Having secured a deal with the International Monetary fund to shore up its faltering economy one of the worst hit sectors in Ukraine is residential property.
There are few buyers who can qualify for mortgages at current interest rates and loans from banks are scarce. As a result, developers are scrambling to raise financing for their construction projects, particularly residential, and halting work.
'The state of residential development in Ukraine is very bad. Some 75% of Ukrainians cannot qualify for bank loans and, at the same time, developers cannot secure loans on favorable terms to continue construction,' said Sergiy Maksimov, president of VAB Bank.
One struggling developer, Kiev based XXI Century which traded on the London Stock Exchange's Alternative Investment Market, has lost more than 80% of its value since July.
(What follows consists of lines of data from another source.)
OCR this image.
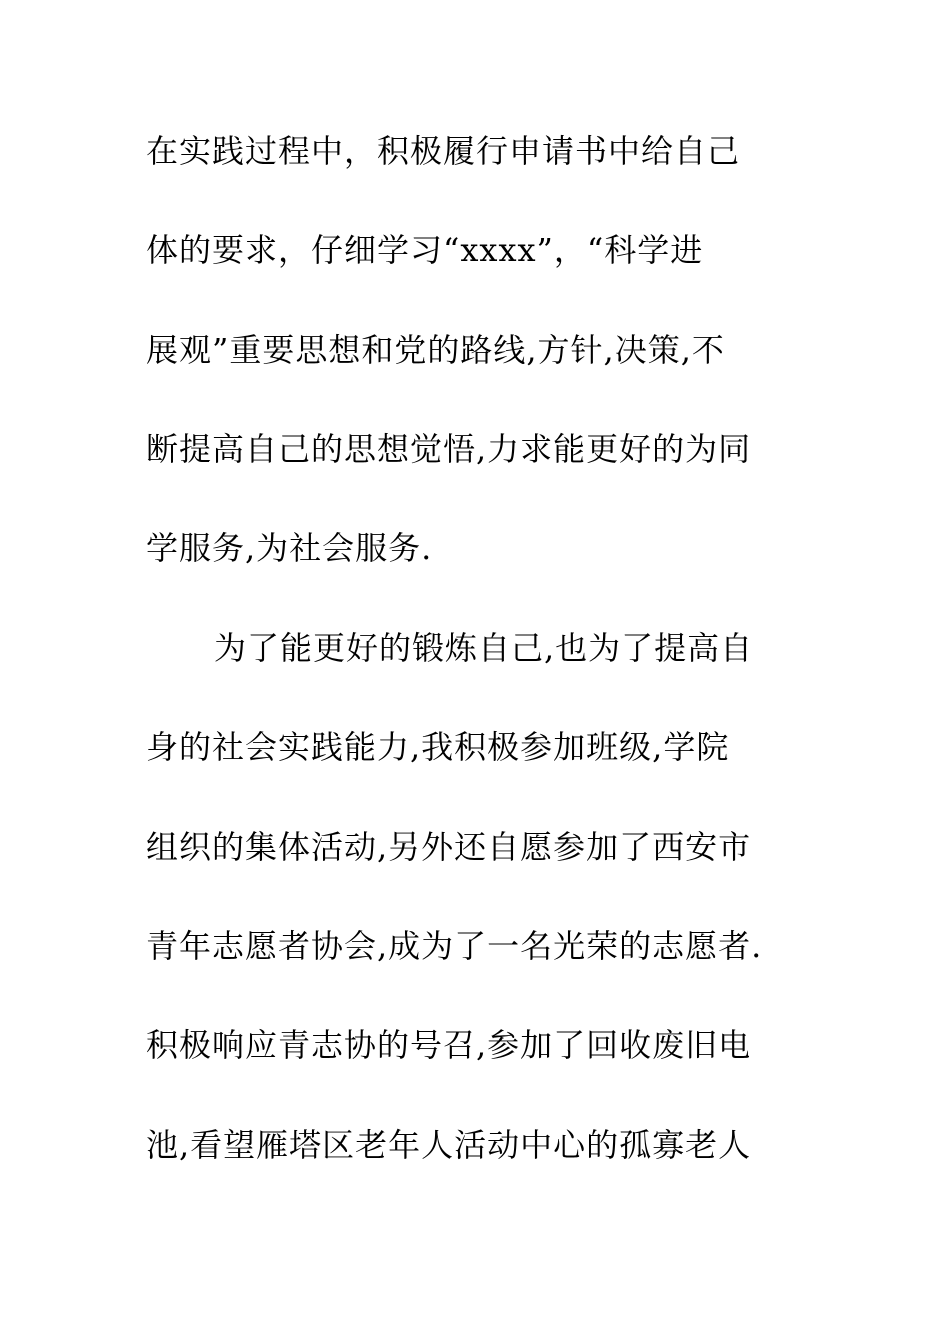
在实践过程中，积极履行申请书中给自己
体的要求，仔细学习“xxxx”，“科学进
展观”重要思想和党的路线,方针,决策,不
断提高自己的思想觉悟,力求能更好的为同
学服务,为社会服务.
为了能更好的锻炼自己,也为了提高自
身的社会实践能力,我积极参加班级,学院
组织的集体活动,另外还自愿参加了西安市
青年志愿者协会,成为了一名光荣的志愿者.
积极响应青志协的号召,参加了回收废旧电
池,看望雁塔区老年人活动中心的孤寡老人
It has tried to sell some of its projects in the pipeline to raise cash, but thus far few buyers can be found.
The current slump ends seven years of dramatic growth for the property sector in Ukraine, during which more than one million square meters of fresh residential space were constructed annually and yearly prices surged by double digits.
The Mirax Group, a Russian developer, has halted work on its $500 million project to build Ukraine's tallest building. Construction could resume next spring if the world financial crisis passes, a company spokesman said.
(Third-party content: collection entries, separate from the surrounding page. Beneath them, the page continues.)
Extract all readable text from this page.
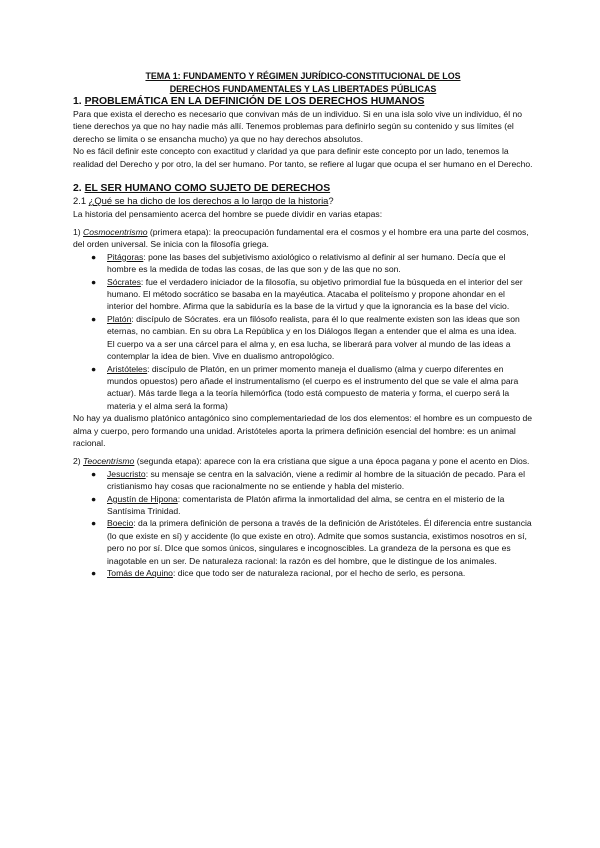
TEMA 1: FUNDAMENTO Y RÉGIMEN JURÍDICO-CONSTITUCIONAL DE LOS
DERECHOS FUNDAMENTALES Y LAS LIBERTADES PÚBLICAS

1. PROBLEMÁTICA EN LA DEFINICIÓN DE LOS DERECHOS HUMANOS

Para que exista el derecho es necesario que convivan más de un individuo. Si en una isla solo vive un individuo, él no tiene derechos ya que no hay nadie más allí. Tenemos problemas para definirlo según su contenido y sus límites (el derecho se limita o se ensancha mucho) ya que no hay derechos absolutos.

No es fácil definir este concepto con exactitud y claridad ya que para definir este concepto por un lado, tenemos la realidad del Derecho y por otro, la del ser humano. Por tanto, se refiere al lugar que ocupa el ser humano en el Derecho.

2. EL SER HUMANO COMO SUJETO DE DERECHOS
2.1 ¿Qué se ha dicho de los derechos a lo largo de la historia?

La historia del pensamiento acerca del hombre se puede dividir en varias etapas:

1) Cosmocentrismo (primera etapa): la preocupación fundamental era el cosmos y el hombre era una parte del cosmos, del orden universal. Se inicia con la filosofía griega.

● Pitágoras: pone las bases del subjetivismo axiológico o relativismo al definir al ser humano. Decía que el hombre es la medida de todas las cosas, de las que son y de las que no son.
● Sócrates: fue el verdadero iniciador de la filosofía, su objetivo primordial fue la búsqueda en el interior del ser humano. El método socrático se basaba en la mayéutica. Atacaba el politeísmo y propone ahondar en el interior del hombre. Afirma que la sabiduría es la base de la virtud y que la ignorancia es la base del vicio.
● Platón: discípulo de Sócrates. era un filósofo realista, para él lo que realmente existen son las ideas que son eternas, no cambian. En su obra La República y en los Diálogos llegan a entender que el alma es una idea.
El cuerpo va a ser una cárcel para el alma y, en esa lucha, se liberará para volver al mundo de las ideas a contemplar la idea de bien. Vive en dualismo antropológico.
● Aristóteles: discípulo de Platón, en un primer momento maneja el dualismo (alma y cuerpo diferentes en mundos opuestos) pero añade el instrumentalismo (el cuerpo es el instrumento del que se vale el alma para actuar). Más tarde llega a la teoría hilemórfica (todo está compuesto de materia y forma, el cuerpo será la materia y el alma será la forma)

No hay ya dualismo platónico antagónico sino complementariedad de los dos elementos: el hombre es un compuesto de alma y cuerpo, pero formando una unidad. Aristóteles aporta la primera definición esencial del hombre: es un animal racional.

2) Teocentrismo (segunda etapa): aparece con la era cristiana que sigue a una época pagana y pone el acento en Dios.

● Jesucristo: su mensaje se centra en la salvación, viene a redimir al hombre de la situación de pecado. Para el cristianismo hay cosas que racionalmente no se entiende y habla del misterio.
● Agustín de Hipona: comentarista de Platón afirma la inmortalidad del alma, se centra en el misterio de la Santísima Trinidad.
● Boecio: da la primera definición de persona a través de la definición de Aristóteles. Él diferencia entre sustancia (lo que existe en sí) y accidente (lo que existe en otro). Admite que somos sustancia, existimos nosotros en sí, pero no por sí. DIce que somos únicos, singulares e incognoscibles. La grandeza de la persona es que es inagotable en un ser. De naturaleza racional: la razón es del hombre, que le distingue de los animales.
● Tomás de Aquino: dice que todo ser de naturaleza racional, por el hecho de serlo, es persona.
Industry experts expect falling prices. 'We expect a drop of nearly 20% in the secondary and mid-class housing markets by the end of the year. Some are even predicting a 25 percent correction,' said Terry Pickard, chairman of NAI Pickard.
Experts predict the commercial property sector to do better. The amount of office, retail and warehouse space in Kiev is among the lowest per capita in Europe. As a consequence, rental rates for commercial real estate in Ukraine far exceed the European average.
'Due to the intrinsic supply and demand disequilibrium in Ukraine's office and retail space segments, commercial real estate will weather the world-wide liquidity storm relatively well compared to the residential market,' said Sergiy Sergiyenko of CB Richard Ellis.
Gerald Bowers, general director EFG Property Services, a property investment, development and management group active in Eastern Europe, believes developers will increasingly move away from the capital city to regional cities where it is cheaper to build and there is growing demand.
'The residential market has calmed. Prices are not increasing. But prices have not deteriorated because the demand is still there. We are not going to see, as people say, the bubble burst,' he added.